The Problem of Why

About three months ago, my dog died.  She was only six years old.  She got sick, she was in pain, and she had to be put down.  I only wrote about Patti on this blog once, about how it took me a long time to really love her.  She was stubborn, frustrating, difficult.  I struggled to train her and worked really hard.  I had to improvise a lot.  You couldn’t follow the rules of the training methods with her.  Patti made her own rules.

I started calling her my “little lesson in acceptance.”  I wanted a Westie because they’re adorable.  I really wasn’t prepared for her energy and her strong will.  She wasn’t a lap dog and wouldn’t sleep in the bed.  She always wanted to be in the middle of whatever was going on.  She wasn’t the dog I hoped she would be but I grew to love her and accept her for who she was, a loud, high-spirited, loving, sweet, adorable, playful terrier.  Despite her anxiety and refusal to be groomed, we had a good time together.  She would “tap” your leg when she wanted something and growl at you when she wanted to play.  We spent long afternoons sitting on the swing outside and evenings throwing the ball around the living room.

Her death hit me hard, a lot harder than I expected.  It was the middle of tax season so I had to get on with the work, get on with life, but I cried nearly every day.  There were holes all through my life where she used to be.  The dining chair no longer sits under the window in the living room so she can see out.  Her blanket isn’t on the left seat of the couch.  Her bowl isn’t in the kitchen.  And I was angry.  I asked God, Why?  Why take my dog?  She was still so young.  It wasn’t her time.  The Bible says you’re good, how is this good?  How is this grief, this hole in my life, this pain, good?

He didn’t answer why.  After a few weeks, on my Saturday morning drive to work, He simply said, “It’s My will.”  You see, He is the sovereign God of the universe.  When we sign up to walk with Him, we sign up to play by His rules.  And we don’t get an explanation.  We are called to walk by faith, not by sight.  I don’t see why as a question anymore.  I see it as a problem.  Every time I ask why He does something, I’m lacking faith.  I have to cut “why” out of my vocabulary.  Because the why doesn’t matter.  What matters is that He is good.

Do I still cry for Patti?  Yes.  Does it still hurt?  Yes.  Is He still good?  Yes.  Patti taught me a lot about dog ownership and myself.  Her death taught me about faith.  It taught me that even when the storm is raging and the pain is so bad that it’s like the world is ending, I still know God is good.  Because three years ago I chose to pick up my cross and follow Him.  Where He wants me I will go, no matter what it costs.

When the God who made the universe said, “It’s My will,” I said, “Okay.”


It Wasn’t Love at First Sight

I’m not a big believer in love at first sight when it comes to humans.
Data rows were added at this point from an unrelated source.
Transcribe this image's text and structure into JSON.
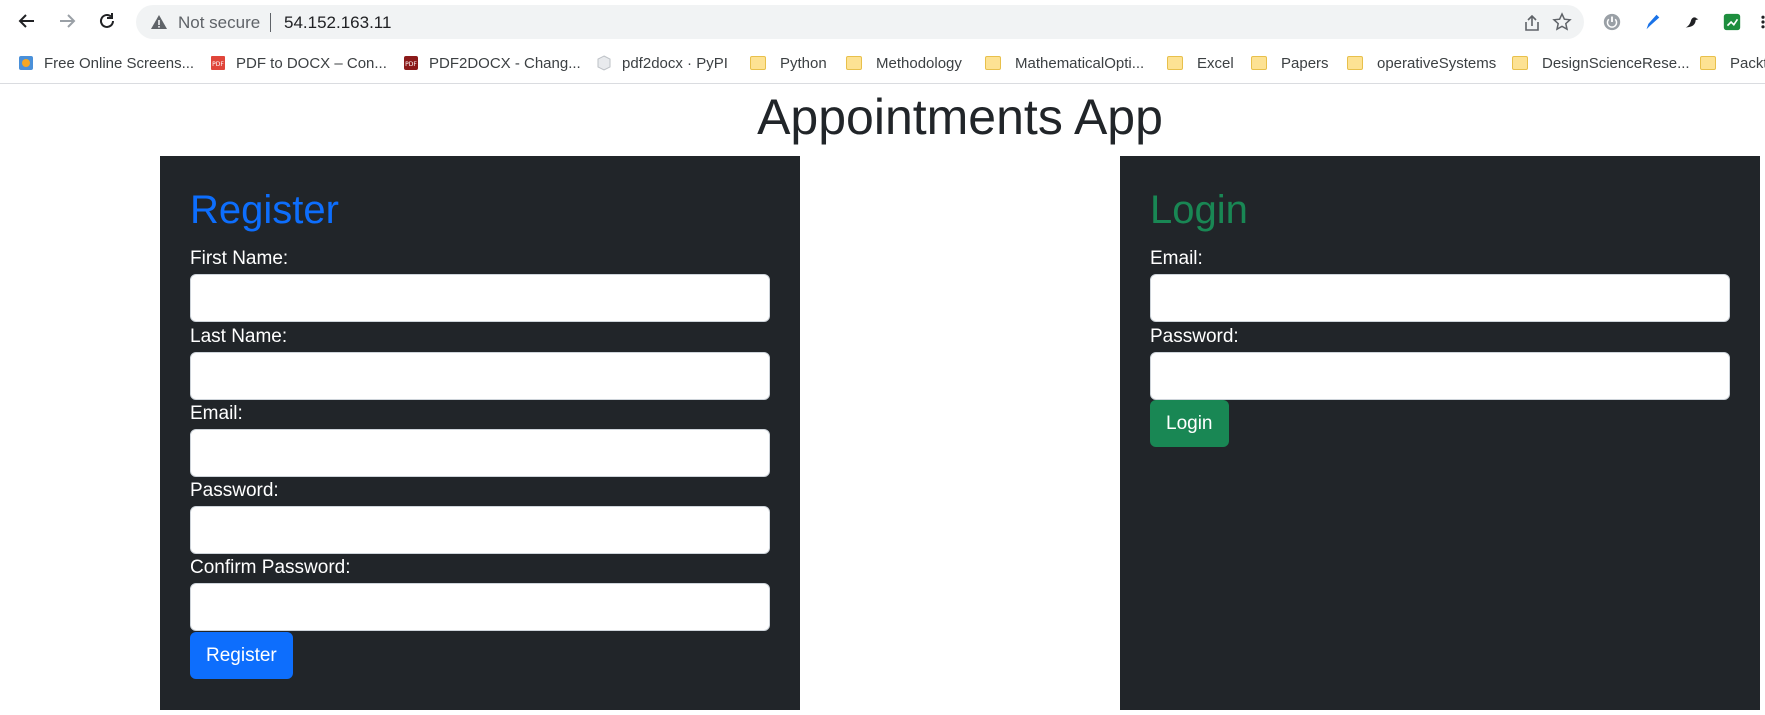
{
  "browser": {
    "security_label": "Not secure",
    "url": "54.152.163.11"
  },
  "bookmarks": [
    {
      "label": "Free Online Screens...",
      "icon": "screenshot-icon"
    },
    {
      "label": "PDF to DOCX – Con...",
      "icon": "pdf-icon"
    },
    {
      "label": "PDF2DOCX - Chang...",
      "icon": "pdf-icon"
    },
    {
      "label": "pdf2docx · PyPI",
      "icon": "package-icon"
    },
    {
      "label": "Python",
      "icon": "folder-icon"
    },
    {
      "label": "Methodology",
      "icon": "folder-icon"
    },
    {
      "label": "MathematicalOpti...",
      "icon": "folder-icon"
    },
    {
      "label": "Excel",
      "icon": "folder-icon"
    },
    {
      "label": "Papers",
      "icon": "folder-icon"
    },
    {
      "label": "operativeSystems",
      "icon": "folder-icon"
    },
    {
      "label": "DesignScienceRese...",
      "icon": "folder-icon"
    },
    {
      "label": "Packt",
      "icon": "folder-icon"
    }
  ],
  "page": {
    "title": "Appointments App"
  },
  "register": {
    "heading": "Register",
    "first_name_label": "First Name:",
    "last_name_label": "Last Name:",
    "email_label": "Email:",
    "password_label": "Password:",
    "confirm_password_label": "Confirm Password:",
    "button_label": "Register"
  },
  "login": {
    "heading": "Login",
    "email_label": "Email:",
    "password_label": "Password:",
    "button_label": "Login"
  },
  "colors": {
    "panel_bg": "#212529",
    "register_accent": "#0d6efd",
    "login_accent": "#198754"
  }
}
I think you need to get to know someone before you can fall in love with them. Dogs, on the other hand, you can love at first contact. I’ve had dogs I immediately loved, like Bowser and Lily. Patti was a different case.

I first met Patti at the breeder’s. I saw her from a distance in a small fence with two other Westies that looked exactly like her. The breeder let them out and they ran all around us. I didn’t know which one to pick because they all seemed the same. I eventually picked one and after the paperwork was done and the money (which I had saved over four years) was exchanged, we headed for home. I finally had my very own dog.
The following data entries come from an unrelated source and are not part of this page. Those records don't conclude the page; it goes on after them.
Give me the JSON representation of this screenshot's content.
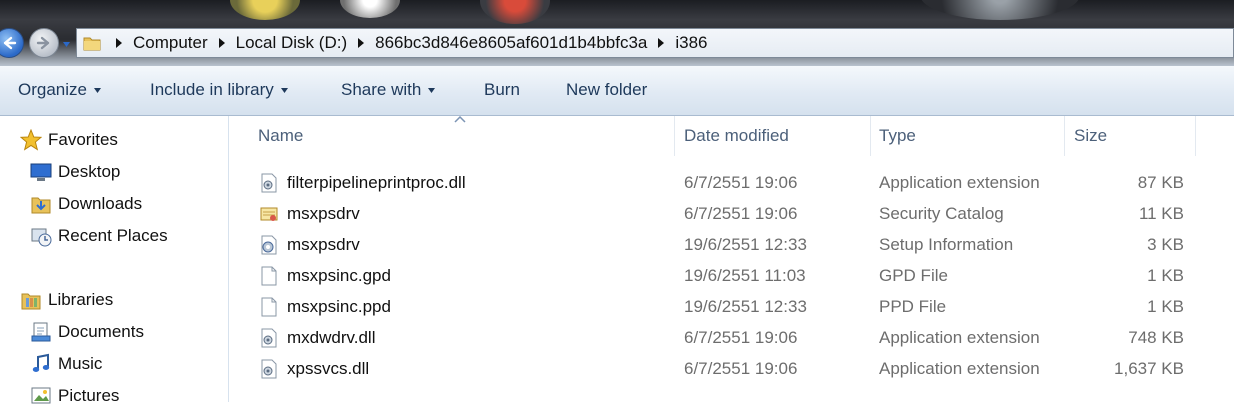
{
  "address_bar": {
    "crumbs": [
      "Computer",
      "Local Disk (D:)",
      "866bc3d846e8605af601d1b4bbfc3a",
      "i386"
    ]
  },
  "command_bar": {
    "organize": "Organize",
    "include_in_library": "Include in library",
    "share_with": "Share with",
    "burn": "Burn",
    "new_folder": "New folder"
  },
  "nav_pane": {
    "favorites": {
      "label": "Favorites",
      "items": [
        {
          "label": "Desktop",
          "icon": "desktop-icon"
        },
        {
          "label": "Downloads",
          "icon": "downloads-icon"
        },
        {
          "label": "Recent Places",
          "icon": "recent-places-icon"
        }
      ]
    },
    "libraries": {
      "label": "Libraries",
      "items": [
        {
          "label": "Documents",
          "icon": "documents-icon"
        },
        {
          "label": "Music",
          "icon": "music-icon"
        },
        {
          "label": "Pictures",
          "icon": "pictures-icon"
        }
      ]
    }
  },
  "columns": {
    "name": "Name",
    "date_modified": "Date modified",
    "type": "Type",
    "size": "Size"
  },
  "files": [
    {
      "name": "filterpipelineprintproc.dll",
      "date": "6/7/2551 19:06",
      "type": "Application extension",
      "size": "87 KB",
      "icon": "dll-icon"
    },
    {
      "name": "msxpsdrv",
      "date": "6/7/2551 19:06",
      "type": "Security Catalog",
      "size": "11 KB",
      "icon": "security-catalog-icon"
    },
    {
      "name": "msxpsdrv",
      "date": "19/6/2551 12:33",
      "type": "Setup Information",
      "size": "3 KB",
      "icon": "setup-information-icon"
    },
    {
      "name": "msxpsinc.gpd",
      "date": "19/6/2551 11:03",
      "type": "GPD File",
      "size": "1 KB",
      "icon": "blank-file-icon"
    },
    {
      "name": "msxpsinc.ppd",
      "date": "19/6/2551 12:33",
      "type": "PPD File",
      "size": "1 KB",
      "icon": "blank-file-icon"
    },
    {
      "name": "mxdwdrv.dll",
      "date": "6/7/2551 19:06",
      "type": "Application extension",
      "size": "748 KB",
      "icon": "dll-icon"
    },
    {
      "name": "xpssvcs.dll",
      "date": "6/7/2551 19:06",
      "type": "Application extension",
      "size": "1,637 KB",
      "icon": "dll-icon"
    }
  ]
}
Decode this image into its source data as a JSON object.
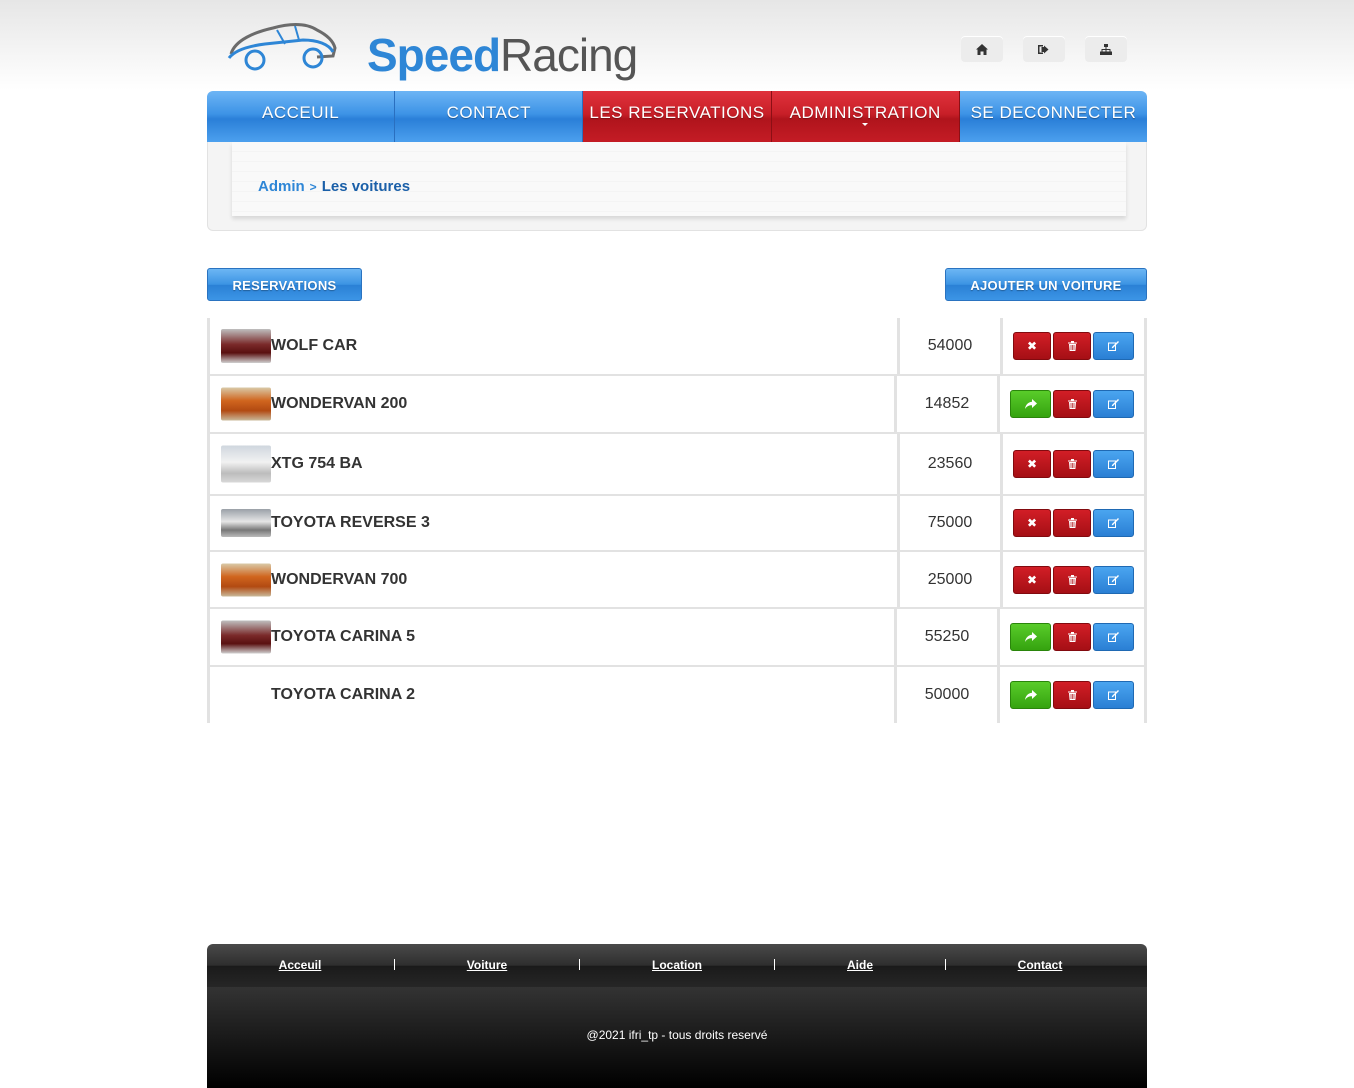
{
  "header": {
    "logo_part1": "Speed",
    "logo_part2": "Racing",
    "icons": [
      "home-icon",
      "sign-out-icon",
      "sitemap-icon"
    ]
  },
  "nav": {
    "items": [
      {
        "label": "ACCEUIL",
        "active": false
      },
      {
        "label": "CONTACT",
        "active": false
      },
      {
        "label": "LES RESERVATIONS",
        "active": true
      },
      {
        "label": "ADMINISTRATION",
        "active": true
      },
      {
        "label": "SE DECONNECTER",
        "active": false
      }
    ]
  },
  "breadcrumb": {
    "root": "Admin",
    "separator": ">",
    "current": "Les voitures"
  },
  "actions": {
    "reservations_label": "RESERVATIONS",
    "add_car_label": "AJOUTER UN VOITURE"
  },
  "cars": [
    {
      "name": "WOLF CAR",
      "price": "54000",
      "status_action": "cancel",
      "thumb": "red-car"
    },
    {
      "name": "WONDERVAN 200",
      "price": "14852",
      "status_action": "reserve",
      "thumb": "orange-van"
    },
    {
      "name": "XTG 754 BA",
      "price": "23560",
      "status_action": "cancel",
      "thumb": "white-car"
    },
    {
      "name": "TOYOTA REVERSE 3",
      "price": "75000",
      "status_action": "cancel",
      "thumb": "grey-car"
    },
    {
      "name": "WONDERVAN 700",
      "price": "25000",
      "status_action": "cancel",
      "thumb": "orange-van"
    },
    {
      "name": "TOYOTA CARINA 5",
      "price": "55250",
      "status_action": "reserve",
      "thumb": "red-car"
    },
    {
      "name": "TOYOTA CARINA 2",
      "price": "50000",
      "status_action": "reserve",
      "thumb": ""
    }
  ],
  "footer": {
    "links": [
      "Acceuil",
      "Voiture",
      "Location",
      "Aide",
      "Contact"
    ],
    "copyright": "@2021 ifri_tp - tous droits reservé"
  },
  "colors": {
    "accent_blue": "#2e86d6",
    "active_red": "#c81f28",
    "success_green": "#35a30f"
  }
}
Don’t get me wrong, Patti was an adorable puppy. She was just mean as hell. If you tried to play with her she would bite your hands instead of the toy. If you came into her gated off area she would bite your ankles. She didn’t want to be picked up. I tried to do the crate training and she wouldn’t sleep. I eventually ended up using my room as her “crate.” She would sleep on the bottom shelf of my night stand. Don’t know why but she liked it. She was by far the most stubborn dog I had ever come in contact with.

Patti was the first dog I ever took to obedience classes. I now say that I didn’t train Patti so much as break her. Establishing my dominance was challenging to say the least. I put in a lot of work training her and it definitely paid off. She’s trained to go outside and to go on puppy pads since she had to stay home by herself all day. She’s a smart dog and understands a myriad of words and commands. She still has her days when she doesn’t want to obey them though.

It took me awhile to love Patti. I was scared there in the beginning that she might be a biter and we’d have to get rid of her but she came around. It wasn’t until she was about two years old that I really started to love her. And it wasn’t just her. I had to come to terms with the fact that she’s not like the other dogs we’ve had. She has her independent streak and doesn’t want to sleep in the bed. I had to learn to love her for who she is and not what I thought she should be.

Now, I can’t imagine not having her around. She loves to sit with me on the swing on warm days and go for rides in the car. I love seeing her little face when I open the door at the end of the day and I love giving her a biscuit in the morning. I love watching her jump up and catch a tennis ball in mid-air and she loves doing it.

It’s been four years since the day we met and it’s been four years of frustration, joy, anger, and cuddles. We may not be a story of love at first sight, Patti and me, but we are a love story nonetheless.